Their project stalled for one year when they lost funding, but AUC secured funding earlier in 2019, and the team got right back to work in July. Since then, they have expanded the dictionary to between 800 and 1,000 words. “Being part of the Eshara team resembles a great opportunity for me to help create something that can directly impact people’s lives and has the potential to revolutionize communication with those who cannot hear,” said AbdelGhani. “The current progress is unprecedented for Arabic Sign Language recognition, and I believe that we could potentially push this technology to achieve a breakthrough in scalable automatic ASL recognition. The passion and excitement of the team along with AUC’s support make this project a fun and fulfilling journey.”

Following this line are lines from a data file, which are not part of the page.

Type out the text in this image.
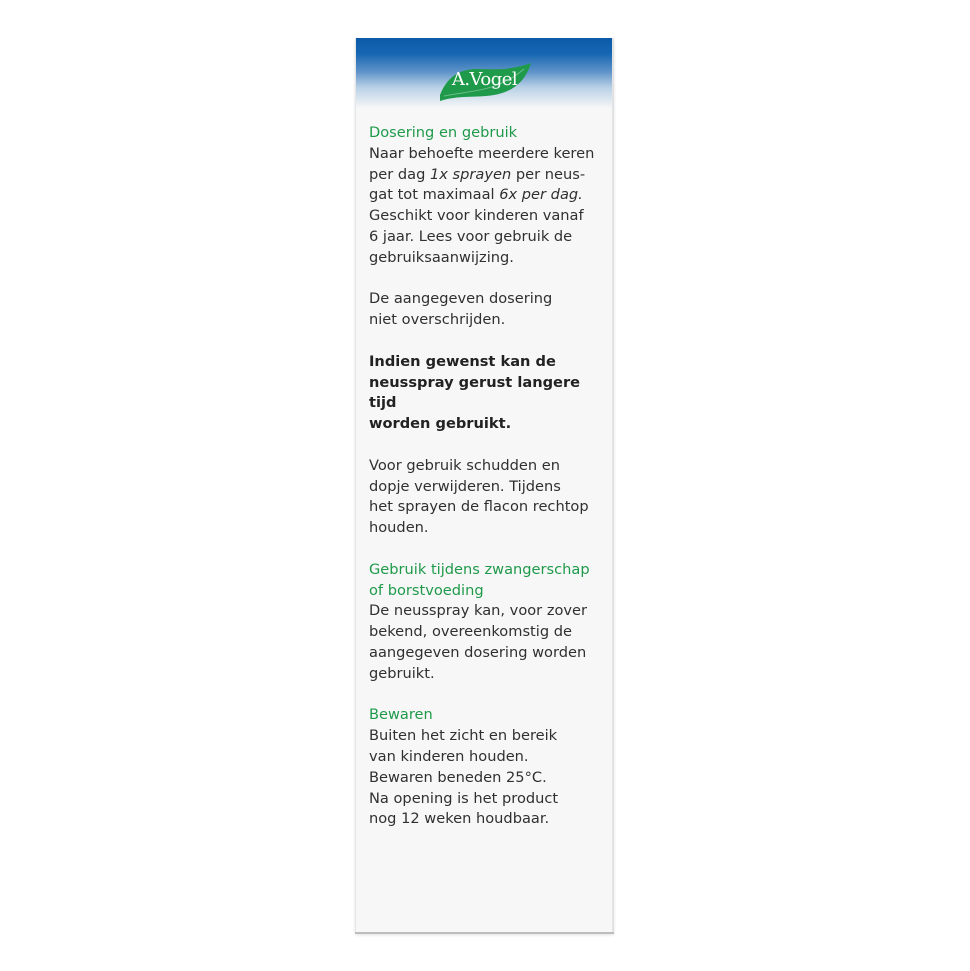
A.Vogel

Dosering en gebruik

Naar behoefte meerdere keren

per dag 1x sprayen per neus-

gat tot maximaal 6x per dag.

Geschikt voor kinderen vanaf

6 jaar. Lees voor gebruik de

gebruiksaanwijzing.

De aangegeven dosering

niet overschrijden.

Indien gewenst kan de

neusspray gerust langere tijd

worden gebruikt.

Voor gebruik schudden en

dopje verwijderen. Tijdens

het sprayen de flacon rechtop

houden.

Gebruik tijdens zwangerschap

of borstvoeding

De neusspray kan, voor zover

bekend, overeenkomstig de

aangegeven dosering worden

gebruikt.

Bewaren

Buiten het zicht en bereik

van kinderen houden.

Bewaren beneden 25°C.

Na opening is het product

nog 12 weken houdbaar.
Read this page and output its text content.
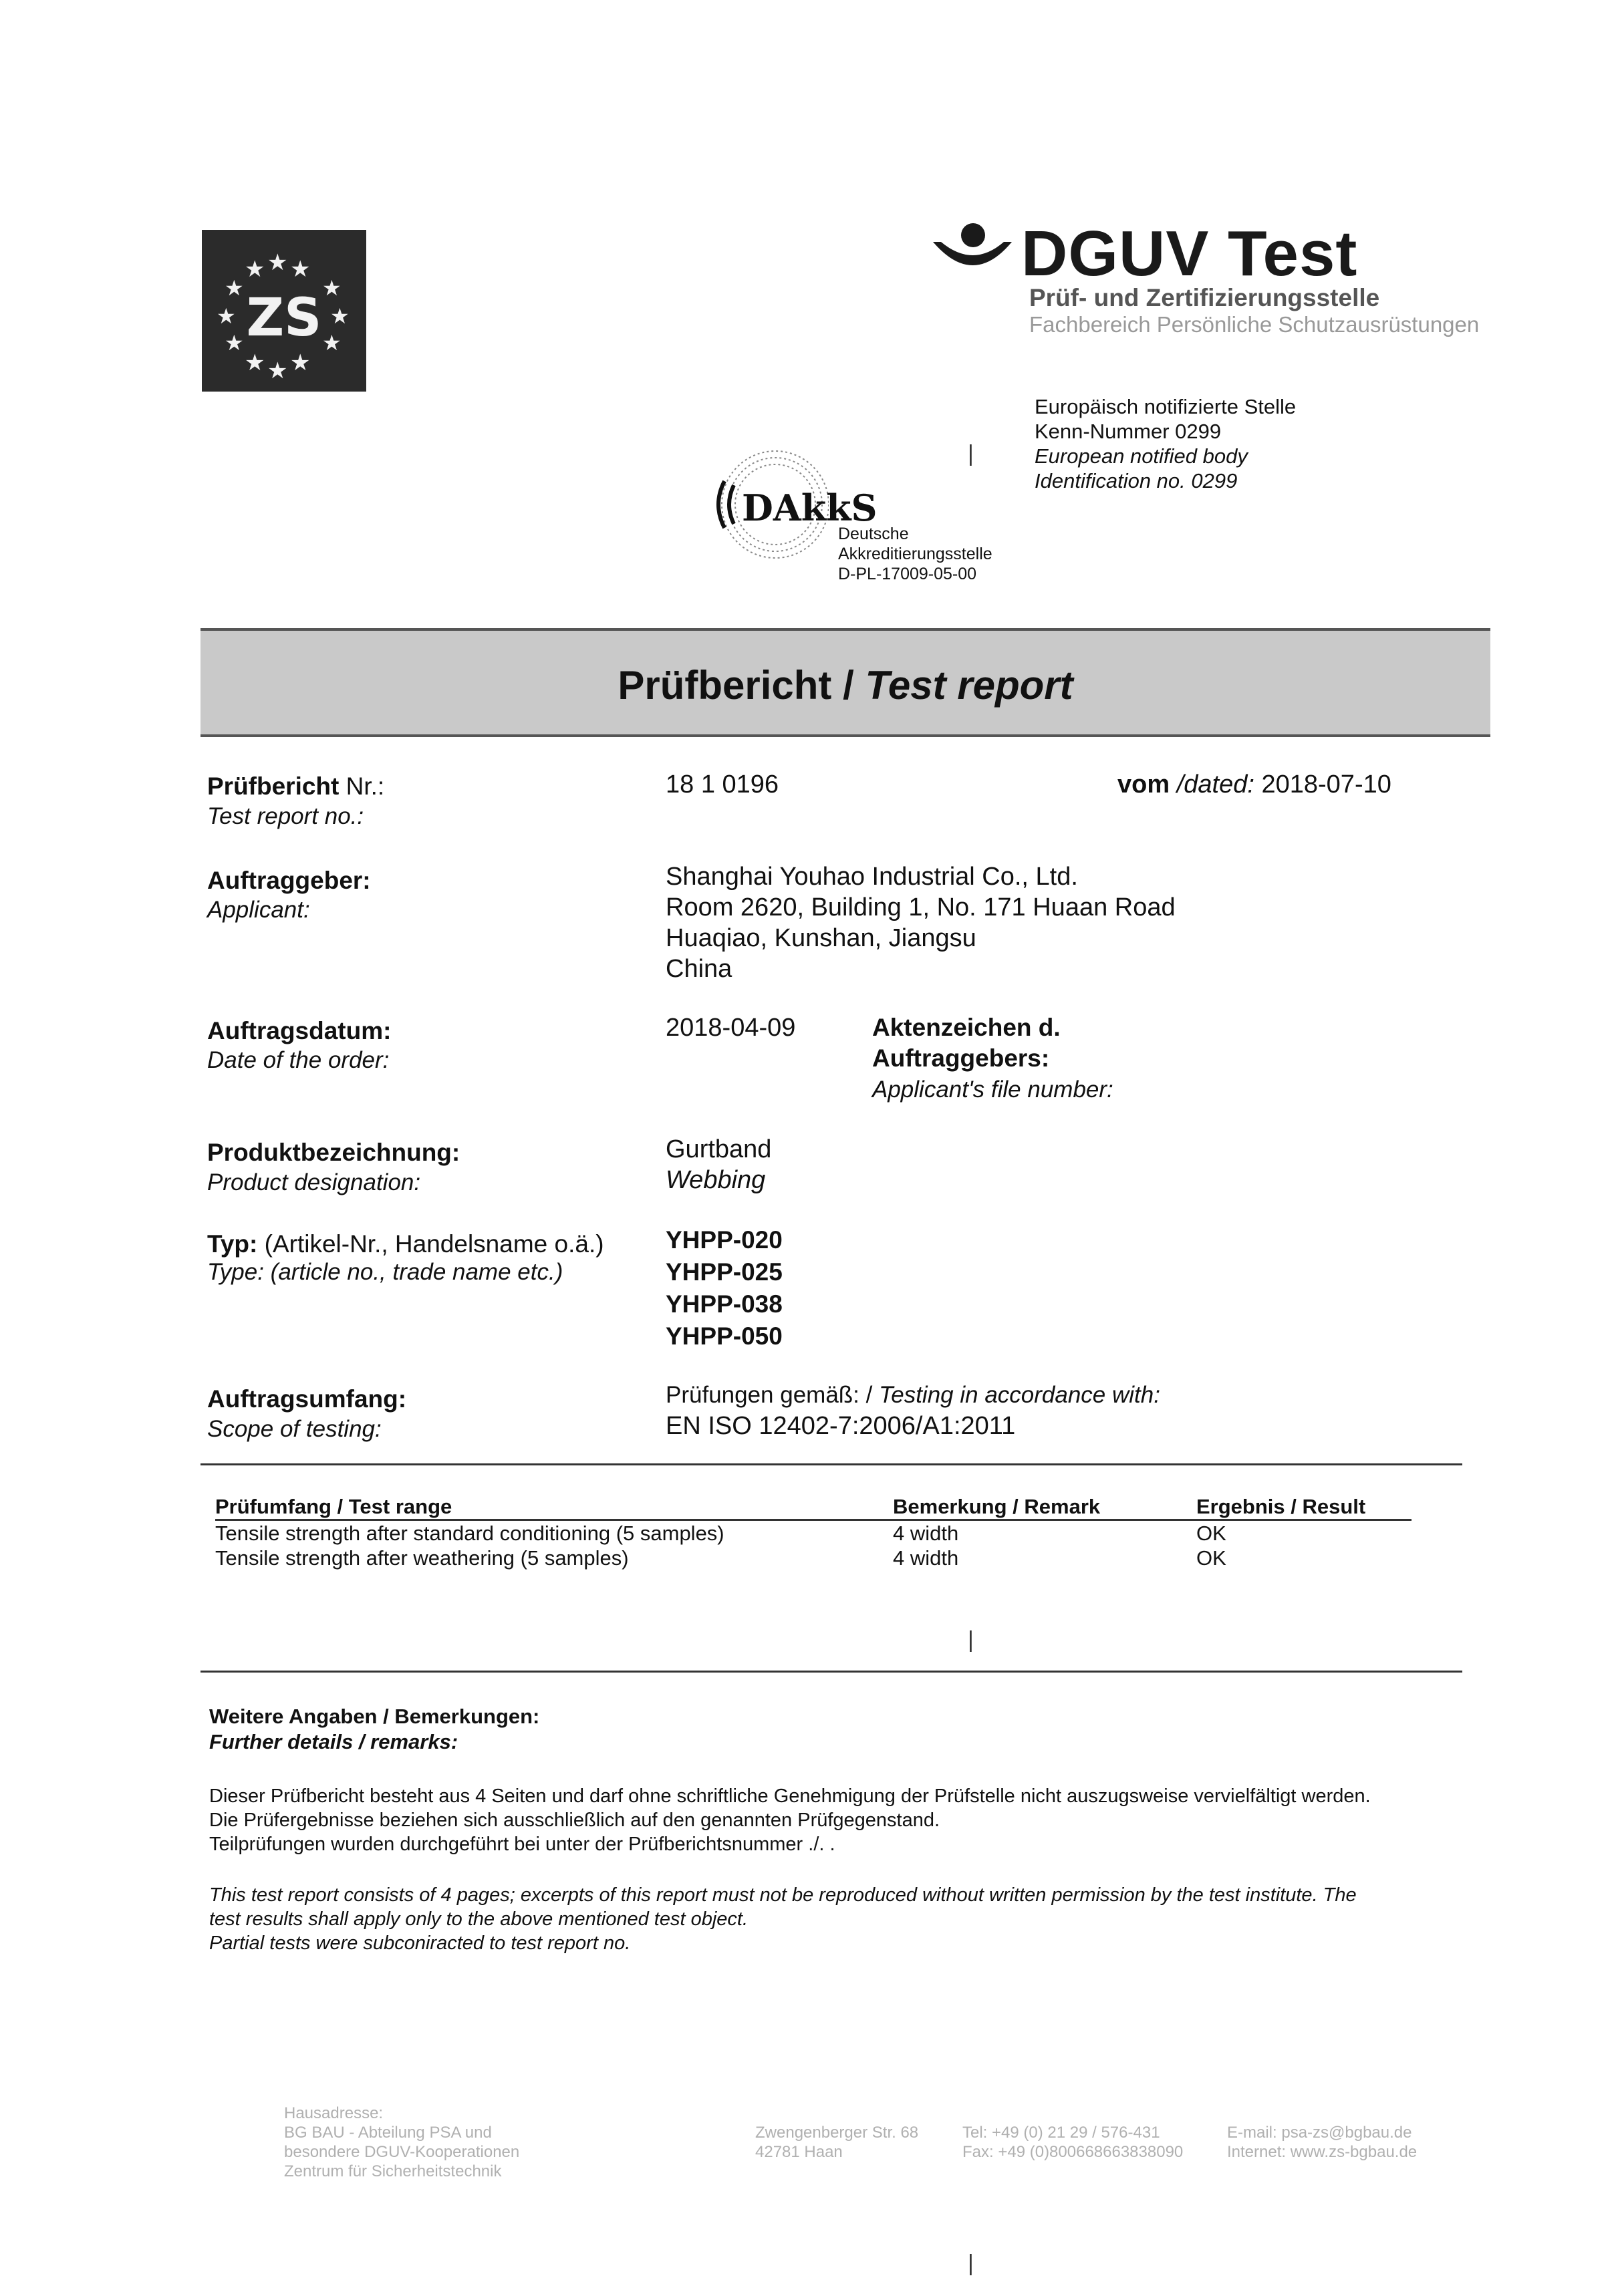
★
★ ★
★	★
★	★
★	★
★ ★
★
ZS
DGUV Test
Prüf- und Zertifizierungsstelle
Fachbereich Persönliche Schutzausrüstungen
Europäisch notifizierte Stelle
Kenn-Nummer 0299
European notified body
Identification no. 0299
DAkkS
Deutsche
Akkreditierungsstelle
D-PL-17009-05-00
|
Prüfbericht / Test report
Prüfbericht Nr.:
Test report no.:
18 1 0196	vom /dated: 2018-07-10
Auftraggeber:
Applicant:
Shanghai Youhao Industrial Co., Ltd.
Room 2620, Building 1, No. 171 Huaan Road
Huaqiao, Kunshan, Jiangsu
China
Auftragsdatum:
Date of the order:
2018-04-09	Aktenzeichen d.
Auftraggebers:
Applicant's file number:
Produktbezeichnung:
Product designation:
Gurtband
Webbing
Typ: (Artikel-Nr., Handelsname o.ä.)
Type: (article no., trade name etc.)
YHPP-020
YHPP-025
YHPP-038
YHPP-050
Auftragsumfang:
Scope of testing:
Prüfungen gemäß: / Testing in accordance with:
EN ISO 12402-7:2006/A1:2011
Prüfumfang / Test range	Bemerkung / Remark	Ergebnis / Result
Tensile strength after standard conditioning (5 samples)	4 width	OK
Tensile strength after weathering (5 samples)	4 width	OK
|
Weitere Angaben / Bemerkungen:
Further details / remarks:
Dieser Prüfbericht besteht aus 4 Seiten und darf ohne schriftliche Genehmigung der Prüfstelle nicht auszugsweise vervielfältigt werden.
Die Prüfergebnisse beziehen sich ausschließlich auf den genannten Prüfgegenstand.
Teilprüfungen wurden durchgeführt bei unter der Prüfberichtsnummer ./. .
This test report consists of 4 pages; excerpts of this report must not be reproduced without written permission by the test institute. The
test results shall apply only to the above mentioned test object.
Partial tests were subconiracted to test report no.
Hausadresse:
BG BAU - Abteilung PSA und
besondere DGUV-Kooperationen
Zentrum für Sicherheitstechnik
Zwengenberger Str. 68
42781 Haan
Tel: +49 (0) 21 29 / 576-431
Fax: +49 (0)800668663838090
E-mail: psa-zs@bgbau.de
Internet: www.zs-bgbau.de
|
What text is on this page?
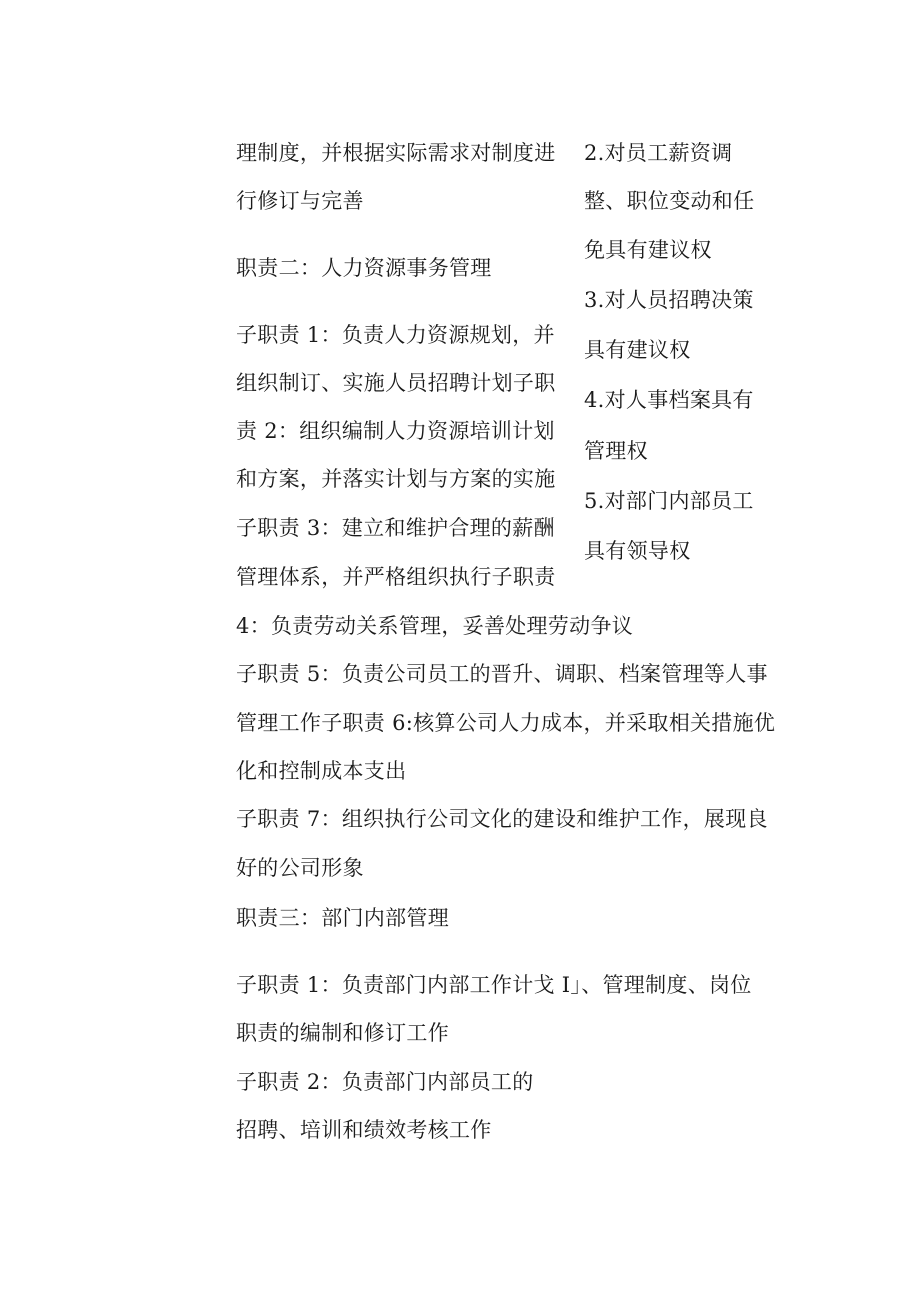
理制度，并根据实际需求对制度进
行修订与完善
职责二：人力资源事务管理
子职责 1：负责人力资源规划，并
组织制订、实施人员招聘计划子职
责 2：组织编制人力资源培训计划
和方案，并落实计划与方案的实施
子职责 3：建立和维护合理的薪酬
管理体系，并严格组织执行子职责
2.对员工薪资调
整、职位变动和任
免具有建议权
3.对人员招聘决策
具有建议权
4.对人事档案具有
管理权
5.对部门内部员工
具有领导权
4：负责劳动关系管理，妥善处理劳动争议
子职责 5：负责公司员工的晋升、调职、档案管理等人事
管理工作子职责 6:核算公司人力成本，并采取相关措施优
化和控制成本支出
子职责 7：组织执行公司文化的建设和维护工作，展现良
好的公司形象
职责三：部门内部管理
子职责 1：负责部门内部工作计戈 I」、管理制度、岗位
职责的编制和修订工作
子职责 2：负责部门内部员工的
招聘、培训和绩效考核工作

Turning AUC Tahrir Square into their workspace, the team members meet with ASL professionals and communities in Cairo that cannot hear or speak to film vocabulary. Khairalla, who is currently overseas, is helping with researching quicker and more efficient technologies for the app.
“Speed is our main concern,” Moursy said. “The app needs to be able to translate full sentences in real time.”
Sign language translating programs do exist for languages other than ASL, but what differentiates Eshara from all others is its accessibility. Most programs use censored gloves or 3D cameras to detect hand movements, while Eshara can be downloaded on mobile phones and works across different software.
“If someone who speaks Arabic Sign Language is sitting right next to me, there would be no way of communicating with him or her,” Moursy said. “Eshara would allow me to just pull out my phone and carry out a conversation. We’re not realizing that there’s a whole demographic of people we aren’t talking to.”
What started out as a graduation project turned into an initiative to include an often neglected demographic in society. Even AUC Tahrir Square, which started off as a meeting place for data collection, became a space for a community of people working toward a common cause.
“The ASL professionals were really excited about the project and even want to continue helping us for free,” Sakr said, emphasizing how this project will allow ASL speakers to enter the workforce more easily, making way for diverse skills and talents that were previously not tapped into. “We’re helping to create a better future for them because they can finally be able to take part in regular, everyday life like everyone else.”